Jason Salavon (born 1970, Indianapolis, IN) is a new media artist noted for his use of custom computer software to manipulate and reconfigure preexisting media and data to create new visual works of art. Most recently, Salavon has explored the use of artificial intelligence and machine learning to create new works of art from existing datasets of visual images. This advance continues his multi-decade use of data and algorithms in the creation of visual art. Throughout his career, his work has unearthed unseen pattern, habit, and structure within our culture and daily life.

 

received a BA in art and computer science from the University of Texas at Austin (1993) and an MFA from the School of the Art Institute of Chicago (1997). Working at the intersection of art, information technology, and daily life, Salavon assembles data-sets from mass-culture sources and, using self-authored software, reimagines them as visually arresting prints, videos, and new media installations.

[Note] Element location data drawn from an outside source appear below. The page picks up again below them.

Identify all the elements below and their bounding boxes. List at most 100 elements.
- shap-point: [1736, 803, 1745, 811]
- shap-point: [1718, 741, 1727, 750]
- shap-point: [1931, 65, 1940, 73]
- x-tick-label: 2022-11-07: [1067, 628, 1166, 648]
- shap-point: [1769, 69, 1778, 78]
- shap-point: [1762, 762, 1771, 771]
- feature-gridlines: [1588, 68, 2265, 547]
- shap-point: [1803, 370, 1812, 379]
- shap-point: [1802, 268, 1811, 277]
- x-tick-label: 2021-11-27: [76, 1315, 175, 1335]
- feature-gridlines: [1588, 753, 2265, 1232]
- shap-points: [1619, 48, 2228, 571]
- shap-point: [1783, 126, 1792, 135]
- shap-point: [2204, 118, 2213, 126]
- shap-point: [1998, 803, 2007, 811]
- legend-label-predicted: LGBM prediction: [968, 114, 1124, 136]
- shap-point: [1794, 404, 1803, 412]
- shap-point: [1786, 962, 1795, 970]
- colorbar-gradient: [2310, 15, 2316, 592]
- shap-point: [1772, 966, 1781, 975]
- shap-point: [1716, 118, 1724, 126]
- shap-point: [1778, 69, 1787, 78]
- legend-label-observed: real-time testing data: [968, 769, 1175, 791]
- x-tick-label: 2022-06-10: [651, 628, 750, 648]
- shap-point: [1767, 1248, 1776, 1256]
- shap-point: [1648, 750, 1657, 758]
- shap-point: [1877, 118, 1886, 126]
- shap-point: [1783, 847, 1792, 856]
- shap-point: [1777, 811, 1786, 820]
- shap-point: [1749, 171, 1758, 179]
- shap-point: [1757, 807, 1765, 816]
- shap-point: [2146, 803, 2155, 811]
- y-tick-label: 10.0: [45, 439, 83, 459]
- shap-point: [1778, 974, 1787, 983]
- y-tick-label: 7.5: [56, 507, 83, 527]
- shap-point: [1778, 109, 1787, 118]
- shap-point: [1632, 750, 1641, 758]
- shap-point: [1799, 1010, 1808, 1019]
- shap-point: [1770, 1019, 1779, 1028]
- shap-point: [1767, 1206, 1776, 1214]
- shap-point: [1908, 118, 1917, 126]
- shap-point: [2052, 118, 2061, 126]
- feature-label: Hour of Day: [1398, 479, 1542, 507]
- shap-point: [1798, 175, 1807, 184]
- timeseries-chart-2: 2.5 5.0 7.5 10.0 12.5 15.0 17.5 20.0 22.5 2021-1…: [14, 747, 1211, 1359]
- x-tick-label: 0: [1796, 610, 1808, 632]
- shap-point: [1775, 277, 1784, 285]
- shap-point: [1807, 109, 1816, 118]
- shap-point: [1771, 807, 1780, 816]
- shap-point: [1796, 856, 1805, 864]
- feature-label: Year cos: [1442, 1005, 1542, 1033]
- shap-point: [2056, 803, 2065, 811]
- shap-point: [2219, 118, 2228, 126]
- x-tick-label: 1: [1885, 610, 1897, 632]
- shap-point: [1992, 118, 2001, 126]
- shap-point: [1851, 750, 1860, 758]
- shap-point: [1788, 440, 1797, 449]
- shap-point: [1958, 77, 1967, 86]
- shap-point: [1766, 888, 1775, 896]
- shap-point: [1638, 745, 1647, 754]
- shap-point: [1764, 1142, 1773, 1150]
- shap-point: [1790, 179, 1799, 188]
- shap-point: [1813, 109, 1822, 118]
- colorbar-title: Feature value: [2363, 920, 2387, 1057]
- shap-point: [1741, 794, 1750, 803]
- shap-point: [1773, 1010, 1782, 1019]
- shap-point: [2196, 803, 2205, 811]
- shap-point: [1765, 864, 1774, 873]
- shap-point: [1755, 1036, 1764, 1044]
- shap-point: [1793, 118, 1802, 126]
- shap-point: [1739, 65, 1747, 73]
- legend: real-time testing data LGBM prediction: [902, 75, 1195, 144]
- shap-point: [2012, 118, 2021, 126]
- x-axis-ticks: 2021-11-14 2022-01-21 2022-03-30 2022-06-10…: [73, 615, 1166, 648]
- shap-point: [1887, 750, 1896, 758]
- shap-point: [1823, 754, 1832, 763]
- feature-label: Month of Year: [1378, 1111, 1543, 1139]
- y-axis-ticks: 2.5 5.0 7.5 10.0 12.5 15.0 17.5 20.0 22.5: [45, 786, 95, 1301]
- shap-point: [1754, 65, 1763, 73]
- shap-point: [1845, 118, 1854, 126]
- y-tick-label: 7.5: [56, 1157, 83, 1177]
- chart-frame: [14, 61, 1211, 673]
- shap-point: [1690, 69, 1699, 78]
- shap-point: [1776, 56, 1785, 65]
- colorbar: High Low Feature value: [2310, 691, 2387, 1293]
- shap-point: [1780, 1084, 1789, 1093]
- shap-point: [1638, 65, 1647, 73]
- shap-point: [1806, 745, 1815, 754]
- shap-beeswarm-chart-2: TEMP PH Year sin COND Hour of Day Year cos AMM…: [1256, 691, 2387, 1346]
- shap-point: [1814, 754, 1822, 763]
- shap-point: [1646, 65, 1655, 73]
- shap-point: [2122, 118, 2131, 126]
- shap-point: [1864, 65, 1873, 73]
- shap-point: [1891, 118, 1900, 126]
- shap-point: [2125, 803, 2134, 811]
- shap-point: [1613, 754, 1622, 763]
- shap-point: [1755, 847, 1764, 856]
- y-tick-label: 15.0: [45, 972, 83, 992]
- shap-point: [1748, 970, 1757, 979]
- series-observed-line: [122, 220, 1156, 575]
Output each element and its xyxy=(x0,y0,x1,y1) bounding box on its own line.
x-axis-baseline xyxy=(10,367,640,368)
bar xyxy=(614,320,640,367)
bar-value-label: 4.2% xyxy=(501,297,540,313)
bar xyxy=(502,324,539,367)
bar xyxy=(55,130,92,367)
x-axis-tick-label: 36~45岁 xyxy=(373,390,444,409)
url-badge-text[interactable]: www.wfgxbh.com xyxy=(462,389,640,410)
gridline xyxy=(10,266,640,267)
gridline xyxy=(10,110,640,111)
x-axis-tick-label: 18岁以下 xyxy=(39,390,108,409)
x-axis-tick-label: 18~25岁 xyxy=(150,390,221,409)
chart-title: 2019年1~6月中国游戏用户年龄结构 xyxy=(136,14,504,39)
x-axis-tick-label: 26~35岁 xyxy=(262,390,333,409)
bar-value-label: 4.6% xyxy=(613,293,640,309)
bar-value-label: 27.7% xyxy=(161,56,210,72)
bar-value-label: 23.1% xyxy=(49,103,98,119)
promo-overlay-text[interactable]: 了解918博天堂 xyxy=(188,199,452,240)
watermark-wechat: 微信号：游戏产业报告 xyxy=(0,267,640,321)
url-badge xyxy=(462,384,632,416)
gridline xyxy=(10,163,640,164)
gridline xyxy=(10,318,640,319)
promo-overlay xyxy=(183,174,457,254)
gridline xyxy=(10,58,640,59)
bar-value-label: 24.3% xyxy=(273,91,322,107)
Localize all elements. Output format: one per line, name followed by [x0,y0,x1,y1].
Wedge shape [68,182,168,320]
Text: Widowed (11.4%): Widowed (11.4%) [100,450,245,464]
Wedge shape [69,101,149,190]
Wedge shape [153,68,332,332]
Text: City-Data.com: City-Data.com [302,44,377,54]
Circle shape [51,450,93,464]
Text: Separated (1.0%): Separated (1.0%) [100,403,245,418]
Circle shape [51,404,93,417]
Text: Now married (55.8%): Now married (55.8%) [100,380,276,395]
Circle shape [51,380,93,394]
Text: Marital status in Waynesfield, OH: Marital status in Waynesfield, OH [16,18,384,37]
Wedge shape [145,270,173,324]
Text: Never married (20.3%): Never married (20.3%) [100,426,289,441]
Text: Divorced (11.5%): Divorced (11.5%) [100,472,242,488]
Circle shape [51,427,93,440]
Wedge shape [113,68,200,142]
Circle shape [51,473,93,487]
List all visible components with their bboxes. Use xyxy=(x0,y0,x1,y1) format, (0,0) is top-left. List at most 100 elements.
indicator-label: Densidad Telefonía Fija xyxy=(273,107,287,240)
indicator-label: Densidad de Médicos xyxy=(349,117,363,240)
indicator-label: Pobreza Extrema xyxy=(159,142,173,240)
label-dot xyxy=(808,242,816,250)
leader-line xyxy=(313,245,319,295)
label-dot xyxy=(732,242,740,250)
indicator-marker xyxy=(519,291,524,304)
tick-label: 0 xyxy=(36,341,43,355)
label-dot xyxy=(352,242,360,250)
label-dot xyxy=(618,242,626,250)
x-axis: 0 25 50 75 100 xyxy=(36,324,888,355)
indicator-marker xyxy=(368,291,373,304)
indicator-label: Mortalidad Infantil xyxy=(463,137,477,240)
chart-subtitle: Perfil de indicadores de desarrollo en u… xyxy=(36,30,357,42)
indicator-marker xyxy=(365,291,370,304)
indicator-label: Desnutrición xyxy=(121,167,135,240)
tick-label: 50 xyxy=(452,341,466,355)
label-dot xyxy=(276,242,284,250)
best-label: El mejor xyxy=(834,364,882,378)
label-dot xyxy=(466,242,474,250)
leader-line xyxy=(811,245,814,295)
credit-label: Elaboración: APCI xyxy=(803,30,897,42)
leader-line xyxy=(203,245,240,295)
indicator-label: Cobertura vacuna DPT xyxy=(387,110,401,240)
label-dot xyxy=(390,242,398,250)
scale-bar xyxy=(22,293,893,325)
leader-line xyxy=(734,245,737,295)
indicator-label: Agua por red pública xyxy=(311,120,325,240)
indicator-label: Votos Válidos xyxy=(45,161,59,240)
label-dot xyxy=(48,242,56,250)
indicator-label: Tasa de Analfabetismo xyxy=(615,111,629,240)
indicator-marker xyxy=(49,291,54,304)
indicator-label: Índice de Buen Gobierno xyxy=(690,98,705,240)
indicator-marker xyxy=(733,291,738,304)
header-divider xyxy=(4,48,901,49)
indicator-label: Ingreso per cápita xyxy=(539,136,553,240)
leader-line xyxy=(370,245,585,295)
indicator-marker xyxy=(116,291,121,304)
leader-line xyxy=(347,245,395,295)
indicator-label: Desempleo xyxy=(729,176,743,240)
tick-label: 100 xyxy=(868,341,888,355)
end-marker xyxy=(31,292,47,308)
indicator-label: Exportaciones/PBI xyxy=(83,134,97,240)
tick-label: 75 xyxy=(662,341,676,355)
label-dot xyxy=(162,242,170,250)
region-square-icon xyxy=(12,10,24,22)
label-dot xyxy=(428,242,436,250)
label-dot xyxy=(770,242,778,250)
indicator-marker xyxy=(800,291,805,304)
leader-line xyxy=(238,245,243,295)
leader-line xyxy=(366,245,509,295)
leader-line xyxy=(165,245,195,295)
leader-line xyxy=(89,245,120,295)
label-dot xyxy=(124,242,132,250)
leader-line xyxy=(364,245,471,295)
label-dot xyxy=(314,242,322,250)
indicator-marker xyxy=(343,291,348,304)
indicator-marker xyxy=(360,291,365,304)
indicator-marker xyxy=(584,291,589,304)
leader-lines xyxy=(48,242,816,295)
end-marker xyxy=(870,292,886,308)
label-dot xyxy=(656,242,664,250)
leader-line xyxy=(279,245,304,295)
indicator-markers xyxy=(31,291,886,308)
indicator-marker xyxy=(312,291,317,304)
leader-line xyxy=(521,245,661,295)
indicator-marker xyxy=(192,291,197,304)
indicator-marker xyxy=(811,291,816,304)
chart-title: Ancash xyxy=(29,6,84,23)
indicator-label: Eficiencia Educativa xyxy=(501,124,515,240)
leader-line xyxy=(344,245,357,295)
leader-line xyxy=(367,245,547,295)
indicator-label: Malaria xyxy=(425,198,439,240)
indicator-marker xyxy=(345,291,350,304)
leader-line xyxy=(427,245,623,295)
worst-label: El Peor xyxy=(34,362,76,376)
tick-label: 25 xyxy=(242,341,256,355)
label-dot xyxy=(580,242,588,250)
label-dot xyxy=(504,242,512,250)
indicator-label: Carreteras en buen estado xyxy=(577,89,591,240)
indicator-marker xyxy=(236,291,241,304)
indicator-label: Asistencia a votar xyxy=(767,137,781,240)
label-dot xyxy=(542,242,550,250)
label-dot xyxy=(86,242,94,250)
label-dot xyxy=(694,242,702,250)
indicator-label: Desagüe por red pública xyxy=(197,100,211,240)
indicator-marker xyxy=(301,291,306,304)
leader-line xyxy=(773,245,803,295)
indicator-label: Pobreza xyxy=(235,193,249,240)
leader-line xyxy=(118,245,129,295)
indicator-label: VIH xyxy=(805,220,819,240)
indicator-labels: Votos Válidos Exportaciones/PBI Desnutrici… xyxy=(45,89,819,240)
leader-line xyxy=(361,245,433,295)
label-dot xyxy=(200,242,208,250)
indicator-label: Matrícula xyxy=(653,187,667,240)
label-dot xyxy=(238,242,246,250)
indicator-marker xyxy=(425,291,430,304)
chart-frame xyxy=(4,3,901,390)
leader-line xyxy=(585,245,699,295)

Salavon has exhibited his work internationally for the last twenty years, including recent solo exhibitions at Mark Moore Gallery, Los Angeles, CA (2016); the Haggerty Museum of Art, Milwaukee, WI (2016); TAI Modern, Santa Fe, NM (2016); and the Public Trust, Dallas, TX (2016). In collaboration with Microsoft Research, where he was a Visiting Artist in 2014, he exhibited at the Seattle Art Museum, Seattle, WA (2015). His digital cave (2010), a special commission for the exhibition "Echoes of the Past: The Buddhist Cave Temples of Xiangtangshan", traveled to museums in San Diego, CA; Washington, D.C.; Dallas, TX; and Chicago, IL (2010-12).

His work is included in the public collections of The Museum of Modern Art, New York, NY; the Whitney Museum of American Art, New York, NY; the National Portrait Gallery, Smithsonian Institution, Washington, D.C.; the Los Angeles County Museum of Art, Los Angeles, CA; and the Museum of Fine Arts, Houston.

Salavon lives and works in Chicago, IL, where he is Associate Professor in the Department of Visual Arts and the Computation Institute at the University of Chicago, IL.